On 27 April 2019, Sri Lankan security forces and militants from National Thowheeth Jama'ath clashed after the security forces raided a safe house of the militants. Fifteen people linked to the group, including six children, died during the raid as three cornered suicide bombers blew themselves up. A civilian was also killed in the process.

Security forces found five pairs of white skirts and blouses in the safe house. Investigators found that the militants had bought nine pairs worth Rs. 29,000 on 29 March. Intelligence officials warned that this may be an attempt to launch an attack on Buddhist Temples using women posing as Buddhist devotees. In the 2020s, the group was inactive.

== Strength ==
According to Sri Lankan Government sources the NTJ have 100–150 core members as well as numerous mosque in various regions of Sri Lanka. According to the Muslim community in Kattankudy Zahran's sermons outside the mosques attracted 2,000–3,000 people.

After the government crackdown security forces found caches of weapons and explosives as well as CDs and literature containing Islamic extremist material. Security forces discovered detonators, firearms, ammunition, ammonia packets and other explosives including C4, incendiary bombs, knives, GPS, military camouflage, katana swords, machettes and suicide jackets from various parts of the country.

On 5 May, government forces discovered a 15-acre land in Kattankudy disguised as a farm and is believed to be a training camp for militants and the next day raided a two-story guesthouse in Nuwara Eliya based on intel by arrested suspects. 35 terrorists including the bombers had received firearms training in this place.

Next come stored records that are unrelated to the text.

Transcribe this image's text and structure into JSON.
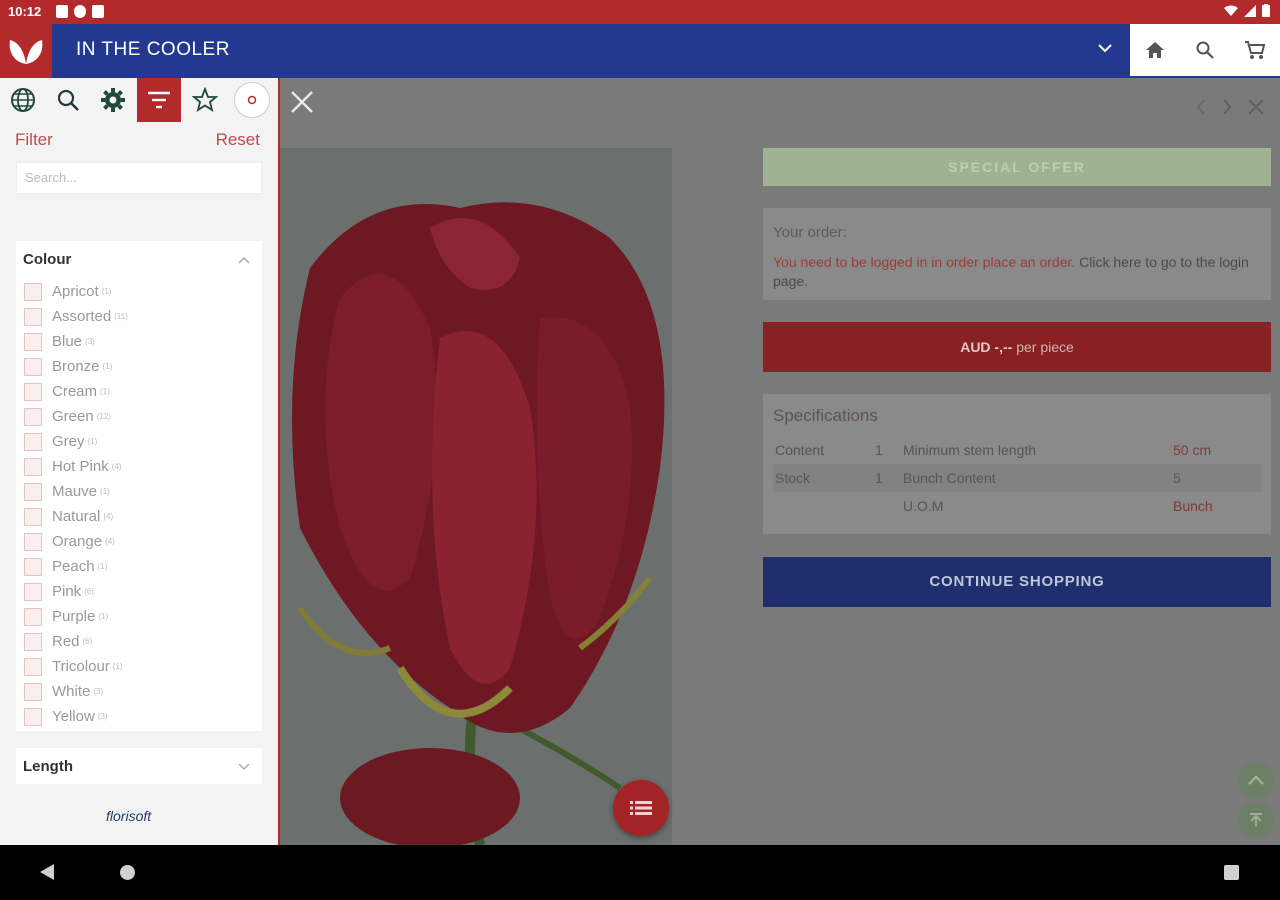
{
  "status": {
    "time": "10:12"
  },
  "appbar": {
    "title": "IN THE COOLER"
  },
  "sidebar": {
    "filter_label": "Filter",
    "reset_label": "Reset",
    "search_placeholder": "Search...",
    "colour": {
      "title": "Colour",
      "items": [
        {
          "label": "Apricot",
          "count": "(1)"
        },
        {
          "label": "Assorted",
          "count": "(11)"
        },
        {
          "label": "Blue",
          "count": "(3)"
        },
        {
          "label": "Bronze",
          "count": "(1)"
        },
        {
          "label": "Cream",
          "count": "(1)"
        },
        {
          "label": "Green",
          "count": "(12)"
        },
        {
          "label": "Grey",
          "count": "(1)"
        },
        {
          "label": "Hot Pink",
          "count": "(4)"
        },
        {
          "label": "Mauve",
          "count": "(1)"
        },
        {
          "label": "Natural",
          "count": "(4)"
        },
        {
          "label": "Orange",
          "count": "(4)"
        },
        {
          "label": "Peach",
          "count": "(1)"
        },
        {
          "label": "Pink",
          "count": "(6)"
        },
        {
          "label": "Purple",
          "count": "(1)"
        },
        {
          "label": "Red",
          "count": "(6)"
        },
        {
          "label": "Tricolour",
          "count": "(1)"
        },
        {
          "label": "White",
          "count": "(3)"
        },
        {
          "label": "Yellow",
          "count": "(3)"
        }
      ]
    },
    "length": {
      "title": "Length"
    },
    "brand": {
      "part1": "flori",
      "part2": "soft"
    }
  },
  "product": {
    "special_offer": "SPECIAL OFFER",
    "order_title": "Your order:",
    "order_warning": "You need to be logged in in order place an order.",
    "order_link": "Click here to go to the login page.",
    "price_prefix": "AUD -,--",
    "price_suffix": "per piece",
    "specs_title": "Specifications",
    "specs": [
      {
        "k1": "Content",
        "v1": "1",
        "k2": "Minimum stem length",
        "v2": "50 cm"
      },
      {
        "k1": "Stock",
        "v1": "1",
        "k2": "Bunch Content",
        "v2": "5"
      },
      {
        "k1": "",
        "v1": "",
        "k2": "U.O.M",
        "v2": "Bunch"
      }
    ],
    "continue_label": "CONTINUE SHOPPING"
  },
  "colors": {
    "brand_red": "#b22a2c",
    "brand_blue": "#23388f",
    "offer_green": "#9fb291"
  }
}
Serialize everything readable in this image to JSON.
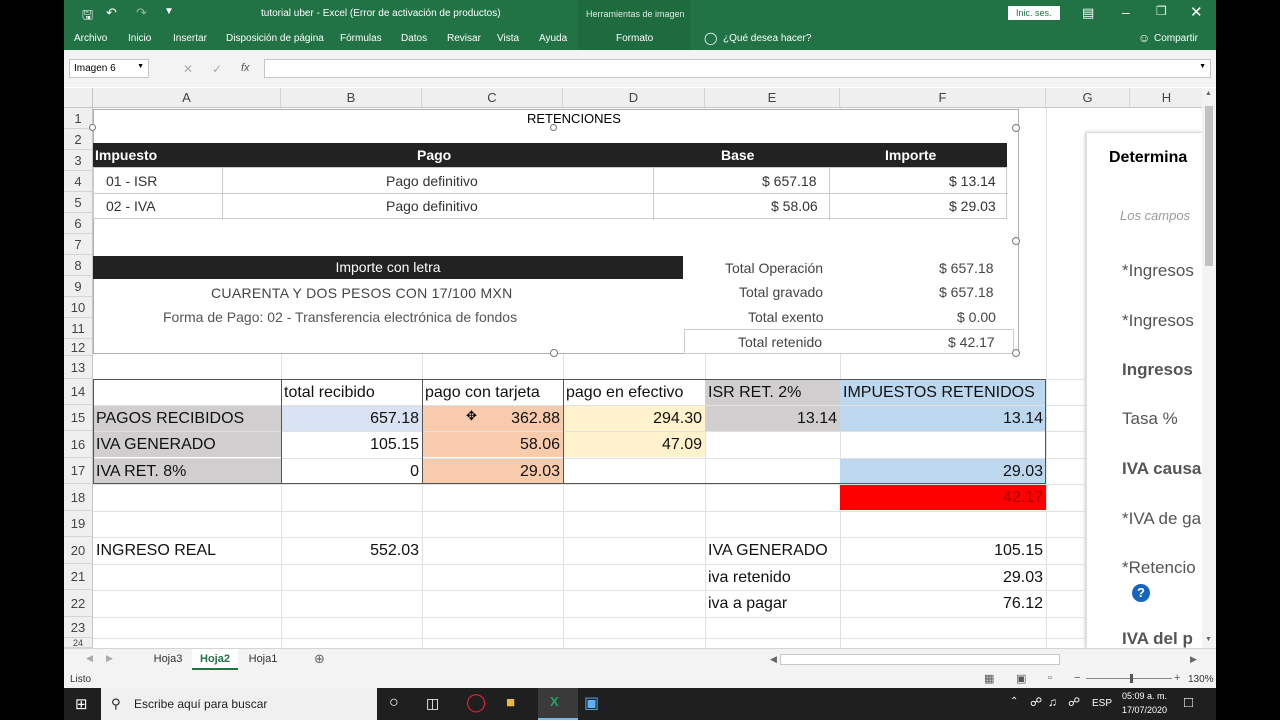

The discovery of a large number of swords from Mosques and Muslim homes without known affiliation with the organisation raised concern on the scale of the issue. The government theorised that it may be to cut shrubs or to protect women which was seen as a cover up by the opposition. On 13 May a woman was found with an artillery shell, several tail parts of RPG and mortar shells.

On 27 June, Hayathu Mohamed Ahamed Milan, one of several suspects that were arrested in Jeddah and handed over to Sri Lanka led investigators to several large weapons caches in Kattankudy where over 300 gelignite sticks, 8 litres of gelignite liquid, a stock of detonating cord, 1000 detonators, 485 T56 live ammunition and several other explosive materials were discovered.

On 27 August, police arrested two cadres of the group in Ampara town of Ampara District in the Eastern Province based on information provided by the State Intelligence Service, reports Colombo Page. The arrestees are identified as Muhammed Raisuddin Abdur Rahman (alias Abu Anas) and Seinul Aabdeen Hafsal (alias Abu Rawa).

== Foreign ties ==
The organisation has pledged allegiance to IS, who released a video after the attacks through its AMAQ news agency showing eight men declaring loyalty to its leader, Abu Bakr Al-Baghdadi, under the black IS flag.

The NTJ is believed to have received funding from foreign entities to build its mosques and General Secretary of the SLFP, Dayasiri Jayasekara speaking to the media claimed that there was "firm evidence" to prove that religious extremists in Saudi Arabia and Qatar have been funding Islamic extremists in Sri Lanka and requested the Saudi and Qatari government to take action against these groups.

Multiple Indian nationals with ties to the NTJ were arrested in India and several Sri Lankan nationals living in the Middle East were arrested and extradited to Sri Lanka in 2019.